Market competition fanatics have long worried (rightly so) about Google and Meta’s duopoly over digital advertising, the business that powers the entire Internet. The two advertising giants aren’t going away anytime soon, but make no mistake, we’re entering a new era in the online world.
“These are more sober days for these companies, but apart from losing some shares to Amazon and TikTok, although we currently do not see an existential threat to either,” Verna said.
Meta did not respond to a request for comment. Google declined to comment on its finances.
There are many reasons for the change, but my two favorites start with the letter “A.” You may have heard of them: Amazon and Apple. When you hear those names, “ads” probably aren’t the first word that pops into your head, unless you work in marketing.
Amazon and Apple are probably the biggest disruptors of the corporate advertising industry in the last ten years. Thanks to their efforts, digital advertising is undergoing a major change.
The Apple effect is the most interesting. Last year, your iPhone started asking if you wanted to allow your apps to track you. It probably didn’t seem like much to most people, but it made a young entrepreneur named Mark Zuckerberg very angry. That setting, called App Tracking Transparency, cut off the flow of data from iPhone users to Facebook and Instagram. That’s what you might call”great deal“. Tracking you on other companies’ apps and websites is a key part of Meta’s advertising infrastructure. Ultimately, Meta said it lost $10 billion because of it that scenario alone.

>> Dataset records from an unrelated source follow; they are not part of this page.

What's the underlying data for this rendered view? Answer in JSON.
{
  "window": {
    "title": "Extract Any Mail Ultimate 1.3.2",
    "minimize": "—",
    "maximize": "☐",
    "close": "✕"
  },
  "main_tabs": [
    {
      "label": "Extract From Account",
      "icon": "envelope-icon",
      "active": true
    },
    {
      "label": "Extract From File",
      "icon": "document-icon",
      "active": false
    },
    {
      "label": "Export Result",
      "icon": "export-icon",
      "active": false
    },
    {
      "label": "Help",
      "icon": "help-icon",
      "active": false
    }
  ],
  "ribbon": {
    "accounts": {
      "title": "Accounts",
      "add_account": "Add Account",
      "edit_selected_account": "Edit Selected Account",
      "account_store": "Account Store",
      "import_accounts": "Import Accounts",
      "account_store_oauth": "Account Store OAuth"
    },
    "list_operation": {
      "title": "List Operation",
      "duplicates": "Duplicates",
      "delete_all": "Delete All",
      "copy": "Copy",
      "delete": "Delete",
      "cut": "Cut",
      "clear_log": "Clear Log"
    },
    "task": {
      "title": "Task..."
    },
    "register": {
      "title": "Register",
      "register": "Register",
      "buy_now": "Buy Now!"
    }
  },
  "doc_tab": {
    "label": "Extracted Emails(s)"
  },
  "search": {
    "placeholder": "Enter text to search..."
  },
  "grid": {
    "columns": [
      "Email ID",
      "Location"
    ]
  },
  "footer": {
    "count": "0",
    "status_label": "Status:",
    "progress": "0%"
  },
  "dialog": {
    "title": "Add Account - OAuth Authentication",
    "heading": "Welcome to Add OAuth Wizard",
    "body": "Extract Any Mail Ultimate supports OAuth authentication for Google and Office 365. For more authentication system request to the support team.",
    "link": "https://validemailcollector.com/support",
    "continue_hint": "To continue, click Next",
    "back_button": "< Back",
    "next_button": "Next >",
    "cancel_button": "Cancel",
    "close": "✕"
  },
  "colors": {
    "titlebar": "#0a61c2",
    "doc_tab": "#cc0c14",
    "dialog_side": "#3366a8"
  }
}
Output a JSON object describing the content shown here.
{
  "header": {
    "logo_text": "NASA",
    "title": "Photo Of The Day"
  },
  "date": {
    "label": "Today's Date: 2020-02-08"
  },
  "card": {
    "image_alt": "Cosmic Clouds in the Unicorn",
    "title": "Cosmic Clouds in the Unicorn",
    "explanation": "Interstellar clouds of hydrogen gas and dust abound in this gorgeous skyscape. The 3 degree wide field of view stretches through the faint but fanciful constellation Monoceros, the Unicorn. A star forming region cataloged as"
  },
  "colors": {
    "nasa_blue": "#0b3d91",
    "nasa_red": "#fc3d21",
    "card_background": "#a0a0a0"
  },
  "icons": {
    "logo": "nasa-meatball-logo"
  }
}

One of the big things App Tracking Transparency did was open the door to competition. Meta’s ad business was destabilized, and suddenly third-party data was much harder to come by. That made big consumer companies with tons of data about their own customers start thinking about launching their own ad businesses. A lot of them, especially retailers, such as 7-11, Best Buy, Chewy, CVS, DollarTree, Doordash, eBay, Home Depot, Instacart, Kroger, Lowe’s, Macy’s, Target, Walgreens, Walmart, Wayfair, Ulta, not to mention. other tech competitors like TikTok. Same Marriott entered the game.
To quote ad industry analyst Eric Seufert these days, “it’s all an ad network“.
But one company was already hard at work on the advertising project even before Apple’s privacy settings. Amazon’s advertising business is exploding. Today, Amazon makes more than $30 billion a year from ads, which is actually more money what Amazon does on Prime and all of its other subscription services combined.
“All of these trends represent seismic shifts for Google and Meta, two companies that, until recently, could be counted on to exceed Wall Street’s high expectations and, in some cases, their own guidance,” Verna said.
get used to it Insider predicts that Amazon will capture 12.7% of US digital advertising dollars by 2024, compared to Meta’s forecast of 17.9%.
Seufert writes on his blog Mem. of mobile developmentwhich Google and Meta are likely to hold the top two spots on the list of digital ad revenue generators for the foreseeable future. But the duopoly era of their undisputed online dominance has come to an end:
Given the staggering growth of Amazon, TikTok and several retail media networks, including those launched this year such as Netflix, it is reasonable to characterize the digital advertising market in 2022 as materially more competitive than in 2016 or 2017. Duopoly representation is dim and Google and Meta see a combined minority stake.
48.4% of the roughly $250 billion digital ad business isn’t exactly chump change. But in 2023 and beyond, the Internet and the technology landscape will look very different from advertising dollars to other companies.